The definition of potential is: “Having or showing the capacity to become or develop into something in the future.” If Robin Hood sits in the tree, drawing his bow, the potential of the arrow is effecting nothing. It will continue to be ineffective until Robin releases the bow, and the arrow effectuates and actualises. With the displacement that Robin has applied to the bow—along with his years of experience—he will be able to direct the arrow in order to hit his target. Potential is the possibility of one thing becoming, doing, or effecting something else. Consider Aristotle’s distinction between potentiality (dunamis) and actuality (energeia) in “Metaphysics.”
Dunamis is the power that a thing has to produce change.
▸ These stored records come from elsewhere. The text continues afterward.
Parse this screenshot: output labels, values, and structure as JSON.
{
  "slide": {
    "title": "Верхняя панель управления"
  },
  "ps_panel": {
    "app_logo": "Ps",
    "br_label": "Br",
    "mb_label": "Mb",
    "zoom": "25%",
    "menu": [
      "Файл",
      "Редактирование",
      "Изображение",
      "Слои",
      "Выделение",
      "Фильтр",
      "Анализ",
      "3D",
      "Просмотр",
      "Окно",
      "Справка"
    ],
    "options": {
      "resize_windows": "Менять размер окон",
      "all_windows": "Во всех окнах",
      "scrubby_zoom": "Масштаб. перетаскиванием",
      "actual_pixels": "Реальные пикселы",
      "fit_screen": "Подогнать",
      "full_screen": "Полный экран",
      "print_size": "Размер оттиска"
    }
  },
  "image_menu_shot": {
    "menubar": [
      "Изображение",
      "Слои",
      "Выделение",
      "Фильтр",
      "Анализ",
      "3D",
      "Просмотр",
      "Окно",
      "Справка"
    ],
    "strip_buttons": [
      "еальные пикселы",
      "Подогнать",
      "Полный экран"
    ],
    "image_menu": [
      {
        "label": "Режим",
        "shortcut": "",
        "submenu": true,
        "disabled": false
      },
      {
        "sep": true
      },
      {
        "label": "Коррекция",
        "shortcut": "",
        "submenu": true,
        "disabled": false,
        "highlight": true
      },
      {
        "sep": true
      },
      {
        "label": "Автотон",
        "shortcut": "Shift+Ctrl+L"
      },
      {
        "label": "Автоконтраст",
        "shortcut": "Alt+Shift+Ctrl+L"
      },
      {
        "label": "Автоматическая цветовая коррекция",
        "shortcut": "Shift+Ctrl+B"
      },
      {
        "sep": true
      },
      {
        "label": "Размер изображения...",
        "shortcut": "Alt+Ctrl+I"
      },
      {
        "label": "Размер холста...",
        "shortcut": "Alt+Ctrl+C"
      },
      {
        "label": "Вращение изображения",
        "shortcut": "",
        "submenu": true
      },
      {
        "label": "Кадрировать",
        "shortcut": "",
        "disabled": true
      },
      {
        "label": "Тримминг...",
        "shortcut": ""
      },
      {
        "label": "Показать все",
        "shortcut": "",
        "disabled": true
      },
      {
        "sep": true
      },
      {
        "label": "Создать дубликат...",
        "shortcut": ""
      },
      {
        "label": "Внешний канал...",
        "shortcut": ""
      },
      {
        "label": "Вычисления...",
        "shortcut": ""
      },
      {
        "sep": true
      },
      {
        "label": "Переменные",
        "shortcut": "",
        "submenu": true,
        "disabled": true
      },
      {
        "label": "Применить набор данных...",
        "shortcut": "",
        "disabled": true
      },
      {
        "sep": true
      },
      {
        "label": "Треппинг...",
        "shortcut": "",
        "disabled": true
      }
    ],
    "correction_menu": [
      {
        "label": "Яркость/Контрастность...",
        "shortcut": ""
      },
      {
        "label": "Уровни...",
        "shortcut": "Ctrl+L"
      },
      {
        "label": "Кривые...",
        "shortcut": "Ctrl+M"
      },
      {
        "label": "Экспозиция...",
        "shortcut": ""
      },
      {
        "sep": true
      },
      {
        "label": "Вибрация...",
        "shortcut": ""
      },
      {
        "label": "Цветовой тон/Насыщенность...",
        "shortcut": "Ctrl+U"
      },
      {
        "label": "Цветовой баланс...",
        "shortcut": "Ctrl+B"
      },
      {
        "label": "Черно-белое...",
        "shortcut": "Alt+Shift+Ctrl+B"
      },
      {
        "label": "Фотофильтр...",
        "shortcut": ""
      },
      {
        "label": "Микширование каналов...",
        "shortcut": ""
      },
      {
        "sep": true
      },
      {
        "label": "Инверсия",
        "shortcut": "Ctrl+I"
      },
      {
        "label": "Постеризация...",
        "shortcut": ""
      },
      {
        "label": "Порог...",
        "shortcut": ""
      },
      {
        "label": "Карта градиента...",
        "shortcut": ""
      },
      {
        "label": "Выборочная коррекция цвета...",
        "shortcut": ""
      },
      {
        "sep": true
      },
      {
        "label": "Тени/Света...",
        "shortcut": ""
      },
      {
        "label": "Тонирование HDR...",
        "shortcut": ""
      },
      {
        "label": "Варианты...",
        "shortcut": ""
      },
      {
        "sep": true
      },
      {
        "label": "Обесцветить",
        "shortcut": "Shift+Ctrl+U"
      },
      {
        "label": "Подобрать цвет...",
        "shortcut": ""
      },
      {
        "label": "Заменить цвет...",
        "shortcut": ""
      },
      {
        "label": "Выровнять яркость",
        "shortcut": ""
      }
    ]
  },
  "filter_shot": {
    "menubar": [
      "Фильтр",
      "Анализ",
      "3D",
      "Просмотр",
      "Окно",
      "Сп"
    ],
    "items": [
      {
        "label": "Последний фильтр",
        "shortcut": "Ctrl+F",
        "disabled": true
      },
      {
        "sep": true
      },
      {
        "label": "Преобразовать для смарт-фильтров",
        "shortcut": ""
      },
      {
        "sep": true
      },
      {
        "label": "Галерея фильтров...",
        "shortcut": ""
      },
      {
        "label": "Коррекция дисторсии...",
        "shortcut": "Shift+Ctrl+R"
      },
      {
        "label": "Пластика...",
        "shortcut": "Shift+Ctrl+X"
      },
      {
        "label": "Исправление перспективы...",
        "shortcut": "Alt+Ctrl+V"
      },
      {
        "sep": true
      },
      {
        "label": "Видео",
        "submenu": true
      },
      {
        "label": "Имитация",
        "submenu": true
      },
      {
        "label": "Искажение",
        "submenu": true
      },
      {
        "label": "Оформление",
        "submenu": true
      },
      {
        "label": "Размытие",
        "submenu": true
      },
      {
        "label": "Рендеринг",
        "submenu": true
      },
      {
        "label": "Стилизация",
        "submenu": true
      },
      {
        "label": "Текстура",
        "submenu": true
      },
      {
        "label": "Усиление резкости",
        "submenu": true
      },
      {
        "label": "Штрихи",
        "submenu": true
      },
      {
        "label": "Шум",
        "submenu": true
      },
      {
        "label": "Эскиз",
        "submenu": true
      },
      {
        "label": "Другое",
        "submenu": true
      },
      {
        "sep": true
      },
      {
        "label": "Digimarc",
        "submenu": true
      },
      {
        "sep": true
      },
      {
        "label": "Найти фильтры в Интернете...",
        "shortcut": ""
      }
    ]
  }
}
A thing has a dunamis when it has within it a source of change in something else—the exercise of which is known as kinesis (think of Carrie and tele-kinesis; the moving of an object with the power of her mind). Aristotle gives the example of a piece of wood. The wood has the potential to become a bowl, or it could become a table. It is up to the carpenter’s discretion to form the wood into either a table or a bowl.
Of course, a carpenter can see the potential the wood has of becoming something more purposeful, and won’t let it simply sit there to rot. Let’s say he decides to fashion it into a bowl. The bowl is still the same piece of wood it was before the carpenter carved it, but now it serves a higher function; it has been shaped. The purpose of these examples is this: potential doesn’t mean anything. That is the paradox of the high-potential — while they may be a company’s greatest asset, their productivity may not be actualising. It is imperative that a leader identify, assess, and develop high potential employees. A leader must apply work (force, displacement, like Robin Hood’s bow) and see potential in an unrefined employee to cast them as a high-performer.